After the film was soaked in deionized water at 25 ℃ for 48 hours, the surface was wiped off to measure the mass of the hydrated film. The hydrated film was then dried in an oven at 50 ℃ for 48 hours and in an oven at 25 ℃ for 24 hours, and the mass of the dried film was measured. The equilibrium water content was calculated by the following equation.

Equilibrium water content (%) =100 × { (mass of hydrated membrane-mass of dried membrane)/mass of hydrated membrane }

[ modulus of elasticity ]

The film was immersed in deionized water at 25 ℃ for 48 hours, and then the surface was wiped off to prepare a hydrated film. The Young's modulus of elasticity of the hydrated film was measured by instron 5943. The film cut to 0.8cm × 4.0cm was measured with a 50N load cell at a head speed of 1 cm/min, and the slope of the initial phase (straight line portion) of the stress-strain curve with the obtained stress on the vertical axis and strain on the horizontal axis was calculated as the young's modulus (MPa).

TABLE 1

TABLE 2

As shown in table 1, the hydrogel using the comparative compound having secondary and primary hydroxyl groups greatly decreased the equilibrium water content after the second polymerization, and the elastic modulus also significantly increased. In addition, the hydrogel using the comparative compound having no hydroxyl group had a low equilibrium water content and insufficient hydrophilicity. On the other hand, the hydrogel using the compound of the present invention having a tertiary hydroxyl group has a high equilibrium water content, and the decrease in the equilibrium water content after the second polymerization is small.

This is because in the case of polymerization of unsaturated bonds, secondary or primary hydroxyl groups in the compound of comparative example 1 are also reacted, while tertiary hydroxyl groups are not reacted. The compound of the present invention does not undergo crosslinking reaction of unnecessary hydroxyl groups, and therefore can provide a hydrogel in which lowering of the water content and unexpected increase in elastic modulus are suppressed in equilibrium.

As shown in table 2, the same results were obtained also in the case where polymerization of a (meth) acryloyl group and reaction of an unsaturated bond were carried out in the same step.

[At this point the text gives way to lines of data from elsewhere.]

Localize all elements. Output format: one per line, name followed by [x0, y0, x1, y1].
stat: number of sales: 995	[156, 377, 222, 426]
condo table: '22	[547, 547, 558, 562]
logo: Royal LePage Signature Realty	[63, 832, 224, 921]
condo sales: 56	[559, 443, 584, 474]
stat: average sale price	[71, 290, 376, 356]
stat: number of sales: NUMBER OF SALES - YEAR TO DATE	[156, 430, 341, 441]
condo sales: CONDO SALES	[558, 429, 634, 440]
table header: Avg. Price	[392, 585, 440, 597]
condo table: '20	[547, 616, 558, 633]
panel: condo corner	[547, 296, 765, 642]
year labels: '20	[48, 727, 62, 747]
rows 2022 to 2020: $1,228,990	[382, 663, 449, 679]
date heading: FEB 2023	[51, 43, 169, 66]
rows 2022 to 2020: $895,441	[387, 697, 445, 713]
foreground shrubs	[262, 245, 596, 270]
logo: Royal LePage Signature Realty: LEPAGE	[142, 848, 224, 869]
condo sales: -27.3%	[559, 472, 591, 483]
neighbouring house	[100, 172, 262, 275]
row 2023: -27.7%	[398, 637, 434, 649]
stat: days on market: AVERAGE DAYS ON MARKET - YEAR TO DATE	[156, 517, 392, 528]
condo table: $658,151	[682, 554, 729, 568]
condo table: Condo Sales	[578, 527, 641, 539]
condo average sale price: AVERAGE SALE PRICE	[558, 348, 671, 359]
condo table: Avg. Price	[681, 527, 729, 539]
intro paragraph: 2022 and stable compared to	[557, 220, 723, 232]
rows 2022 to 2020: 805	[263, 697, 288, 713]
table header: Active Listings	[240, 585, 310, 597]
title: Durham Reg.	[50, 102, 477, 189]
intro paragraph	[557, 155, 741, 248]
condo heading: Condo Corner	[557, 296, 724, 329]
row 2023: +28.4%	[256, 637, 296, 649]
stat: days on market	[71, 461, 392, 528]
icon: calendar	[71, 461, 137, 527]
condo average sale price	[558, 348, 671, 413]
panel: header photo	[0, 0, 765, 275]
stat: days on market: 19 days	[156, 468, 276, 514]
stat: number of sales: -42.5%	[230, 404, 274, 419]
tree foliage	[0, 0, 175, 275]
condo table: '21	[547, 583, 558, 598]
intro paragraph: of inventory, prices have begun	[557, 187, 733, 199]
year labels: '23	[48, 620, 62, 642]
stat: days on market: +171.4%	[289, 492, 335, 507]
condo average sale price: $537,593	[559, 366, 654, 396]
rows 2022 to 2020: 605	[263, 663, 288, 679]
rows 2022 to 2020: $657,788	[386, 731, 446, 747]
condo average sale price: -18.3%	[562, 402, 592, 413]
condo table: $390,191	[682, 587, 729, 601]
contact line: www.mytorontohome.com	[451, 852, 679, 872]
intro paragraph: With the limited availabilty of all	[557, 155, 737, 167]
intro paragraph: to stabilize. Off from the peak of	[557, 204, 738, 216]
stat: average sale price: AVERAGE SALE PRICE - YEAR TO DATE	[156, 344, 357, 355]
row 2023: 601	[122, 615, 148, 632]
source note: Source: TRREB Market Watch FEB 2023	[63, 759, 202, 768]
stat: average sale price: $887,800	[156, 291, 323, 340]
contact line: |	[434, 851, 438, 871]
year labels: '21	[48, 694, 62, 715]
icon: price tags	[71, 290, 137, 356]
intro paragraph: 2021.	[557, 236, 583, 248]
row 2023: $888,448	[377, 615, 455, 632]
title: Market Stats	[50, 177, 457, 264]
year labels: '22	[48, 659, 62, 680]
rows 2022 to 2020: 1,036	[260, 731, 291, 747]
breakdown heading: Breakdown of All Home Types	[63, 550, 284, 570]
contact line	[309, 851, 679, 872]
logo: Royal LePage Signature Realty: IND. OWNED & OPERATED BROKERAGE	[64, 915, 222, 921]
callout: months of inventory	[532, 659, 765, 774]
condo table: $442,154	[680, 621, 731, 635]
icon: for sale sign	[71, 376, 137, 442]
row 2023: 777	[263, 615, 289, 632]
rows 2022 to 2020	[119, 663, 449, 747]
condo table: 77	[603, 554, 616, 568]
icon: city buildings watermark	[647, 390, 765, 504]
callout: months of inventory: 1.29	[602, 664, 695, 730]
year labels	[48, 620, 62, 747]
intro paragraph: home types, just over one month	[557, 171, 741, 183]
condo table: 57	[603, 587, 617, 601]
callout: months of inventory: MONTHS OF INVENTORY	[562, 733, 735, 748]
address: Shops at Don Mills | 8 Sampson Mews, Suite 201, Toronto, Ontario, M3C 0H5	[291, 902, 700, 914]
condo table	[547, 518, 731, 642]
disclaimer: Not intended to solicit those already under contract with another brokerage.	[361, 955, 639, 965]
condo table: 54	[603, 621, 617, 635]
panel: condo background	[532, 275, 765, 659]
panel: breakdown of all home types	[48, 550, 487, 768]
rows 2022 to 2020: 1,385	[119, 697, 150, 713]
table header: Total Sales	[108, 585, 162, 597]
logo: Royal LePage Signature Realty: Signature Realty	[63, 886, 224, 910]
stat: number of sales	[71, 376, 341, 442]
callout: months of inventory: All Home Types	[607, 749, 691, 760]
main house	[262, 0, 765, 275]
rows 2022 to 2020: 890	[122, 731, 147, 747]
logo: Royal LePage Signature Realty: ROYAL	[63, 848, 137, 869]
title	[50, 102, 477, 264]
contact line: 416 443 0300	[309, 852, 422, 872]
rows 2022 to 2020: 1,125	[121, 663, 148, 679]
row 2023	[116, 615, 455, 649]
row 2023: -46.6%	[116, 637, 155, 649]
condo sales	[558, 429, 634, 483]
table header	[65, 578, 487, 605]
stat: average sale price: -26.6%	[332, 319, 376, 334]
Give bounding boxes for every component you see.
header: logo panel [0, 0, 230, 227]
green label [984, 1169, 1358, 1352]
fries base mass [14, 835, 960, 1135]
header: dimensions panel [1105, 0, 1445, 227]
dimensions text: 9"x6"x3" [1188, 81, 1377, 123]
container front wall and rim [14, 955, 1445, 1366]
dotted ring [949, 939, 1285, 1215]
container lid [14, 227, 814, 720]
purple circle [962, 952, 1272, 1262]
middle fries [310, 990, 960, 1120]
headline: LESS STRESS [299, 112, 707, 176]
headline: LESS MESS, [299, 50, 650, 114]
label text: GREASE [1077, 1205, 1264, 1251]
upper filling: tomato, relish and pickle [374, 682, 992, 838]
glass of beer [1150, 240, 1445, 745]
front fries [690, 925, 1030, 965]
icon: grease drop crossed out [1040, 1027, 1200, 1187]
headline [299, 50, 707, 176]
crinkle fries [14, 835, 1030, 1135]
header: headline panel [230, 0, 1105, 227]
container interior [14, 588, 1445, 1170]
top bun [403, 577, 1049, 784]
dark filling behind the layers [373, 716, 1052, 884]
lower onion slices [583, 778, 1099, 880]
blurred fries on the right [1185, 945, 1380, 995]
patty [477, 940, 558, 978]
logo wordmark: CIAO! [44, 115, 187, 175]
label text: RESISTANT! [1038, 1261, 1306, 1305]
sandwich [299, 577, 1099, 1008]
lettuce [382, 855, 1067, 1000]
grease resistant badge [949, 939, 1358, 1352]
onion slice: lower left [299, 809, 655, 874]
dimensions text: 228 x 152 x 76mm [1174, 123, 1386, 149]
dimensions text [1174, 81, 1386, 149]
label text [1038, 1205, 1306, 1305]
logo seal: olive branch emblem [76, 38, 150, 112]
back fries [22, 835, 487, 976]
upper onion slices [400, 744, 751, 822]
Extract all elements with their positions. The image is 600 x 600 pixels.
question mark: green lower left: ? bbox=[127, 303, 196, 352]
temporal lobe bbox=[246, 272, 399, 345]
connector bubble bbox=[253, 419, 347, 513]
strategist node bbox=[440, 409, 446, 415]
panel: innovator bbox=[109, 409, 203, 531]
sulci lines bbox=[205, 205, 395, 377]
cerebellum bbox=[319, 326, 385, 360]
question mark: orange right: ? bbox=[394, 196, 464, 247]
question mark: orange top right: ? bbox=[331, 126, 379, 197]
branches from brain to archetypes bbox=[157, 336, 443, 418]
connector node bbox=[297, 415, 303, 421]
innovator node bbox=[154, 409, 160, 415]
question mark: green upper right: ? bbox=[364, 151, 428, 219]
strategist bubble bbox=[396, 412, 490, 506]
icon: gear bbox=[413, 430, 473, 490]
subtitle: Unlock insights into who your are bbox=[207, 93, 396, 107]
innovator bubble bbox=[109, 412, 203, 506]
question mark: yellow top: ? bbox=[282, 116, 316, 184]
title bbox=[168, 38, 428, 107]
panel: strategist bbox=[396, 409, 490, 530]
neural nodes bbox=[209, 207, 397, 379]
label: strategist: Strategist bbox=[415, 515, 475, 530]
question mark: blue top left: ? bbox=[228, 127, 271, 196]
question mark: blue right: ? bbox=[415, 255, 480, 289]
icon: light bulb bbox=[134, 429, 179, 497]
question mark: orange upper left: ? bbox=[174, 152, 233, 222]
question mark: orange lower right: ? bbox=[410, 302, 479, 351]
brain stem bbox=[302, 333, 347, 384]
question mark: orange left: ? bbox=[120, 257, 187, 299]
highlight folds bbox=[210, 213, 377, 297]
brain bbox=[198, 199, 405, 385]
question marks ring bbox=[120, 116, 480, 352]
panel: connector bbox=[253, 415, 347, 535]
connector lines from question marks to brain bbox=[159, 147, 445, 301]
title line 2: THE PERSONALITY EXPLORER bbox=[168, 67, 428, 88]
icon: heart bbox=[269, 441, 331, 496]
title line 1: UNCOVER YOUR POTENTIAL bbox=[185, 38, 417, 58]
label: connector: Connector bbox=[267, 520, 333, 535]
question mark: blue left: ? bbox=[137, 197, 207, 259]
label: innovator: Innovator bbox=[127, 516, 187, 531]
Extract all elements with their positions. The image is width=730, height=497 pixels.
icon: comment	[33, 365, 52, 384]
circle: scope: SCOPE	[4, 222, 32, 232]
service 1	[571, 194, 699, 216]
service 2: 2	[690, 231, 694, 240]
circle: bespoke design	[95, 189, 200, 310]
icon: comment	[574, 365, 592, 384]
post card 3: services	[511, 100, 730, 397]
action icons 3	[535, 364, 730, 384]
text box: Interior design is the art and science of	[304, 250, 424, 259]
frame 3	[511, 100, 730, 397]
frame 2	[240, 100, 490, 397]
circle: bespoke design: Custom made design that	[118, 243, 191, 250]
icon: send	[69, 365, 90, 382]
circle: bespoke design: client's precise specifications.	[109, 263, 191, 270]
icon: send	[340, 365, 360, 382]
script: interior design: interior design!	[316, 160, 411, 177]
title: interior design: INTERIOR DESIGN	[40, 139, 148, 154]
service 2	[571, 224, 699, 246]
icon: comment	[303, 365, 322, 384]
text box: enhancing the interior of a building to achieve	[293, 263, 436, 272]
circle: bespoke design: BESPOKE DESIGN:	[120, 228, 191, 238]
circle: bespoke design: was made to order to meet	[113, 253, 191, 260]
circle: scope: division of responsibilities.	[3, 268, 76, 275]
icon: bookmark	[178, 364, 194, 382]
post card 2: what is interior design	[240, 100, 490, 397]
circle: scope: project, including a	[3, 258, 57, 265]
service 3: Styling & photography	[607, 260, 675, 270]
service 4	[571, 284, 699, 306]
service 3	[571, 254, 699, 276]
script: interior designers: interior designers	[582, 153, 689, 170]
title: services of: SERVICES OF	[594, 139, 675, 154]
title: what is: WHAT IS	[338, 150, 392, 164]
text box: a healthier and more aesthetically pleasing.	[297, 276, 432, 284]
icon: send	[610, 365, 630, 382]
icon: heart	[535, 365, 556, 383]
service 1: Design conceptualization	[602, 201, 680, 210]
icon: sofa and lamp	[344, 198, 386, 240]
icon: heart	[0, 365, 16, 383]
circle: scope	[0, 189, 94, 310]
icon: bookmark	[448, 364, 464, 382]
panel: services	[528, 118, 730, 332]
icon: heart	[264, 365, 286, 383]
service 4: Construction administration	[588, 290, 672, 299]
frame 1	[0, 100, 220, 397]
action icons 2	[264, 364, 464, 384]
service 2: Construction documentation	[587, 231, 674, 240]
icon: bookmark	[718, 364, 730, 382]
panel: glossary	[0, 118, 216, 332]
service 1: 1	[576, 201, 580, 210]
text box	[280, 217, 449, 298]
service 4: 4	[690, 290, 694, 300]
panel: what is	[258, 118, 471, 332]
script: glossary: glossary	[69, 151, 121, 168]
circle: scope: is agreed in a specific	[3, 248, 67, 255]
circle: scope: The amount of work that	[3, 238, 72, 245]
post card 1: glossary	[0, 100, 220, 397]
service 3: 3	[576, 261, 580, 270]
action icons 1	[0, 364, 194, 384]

Therefore, hydrogels using the compounds of the present invention can have beneficial hydrophilicity with sufficient strength.

Industrial applicability

The compound of the present invention improves the hydrophilicity and strength of the resulting hydrogel. The compounds of the present invention are useful as medical materials, for example, ophthalmic instruments, contact lenses, intraocular lenses, artificial corneas, and monomers for the production of spectacle lenses.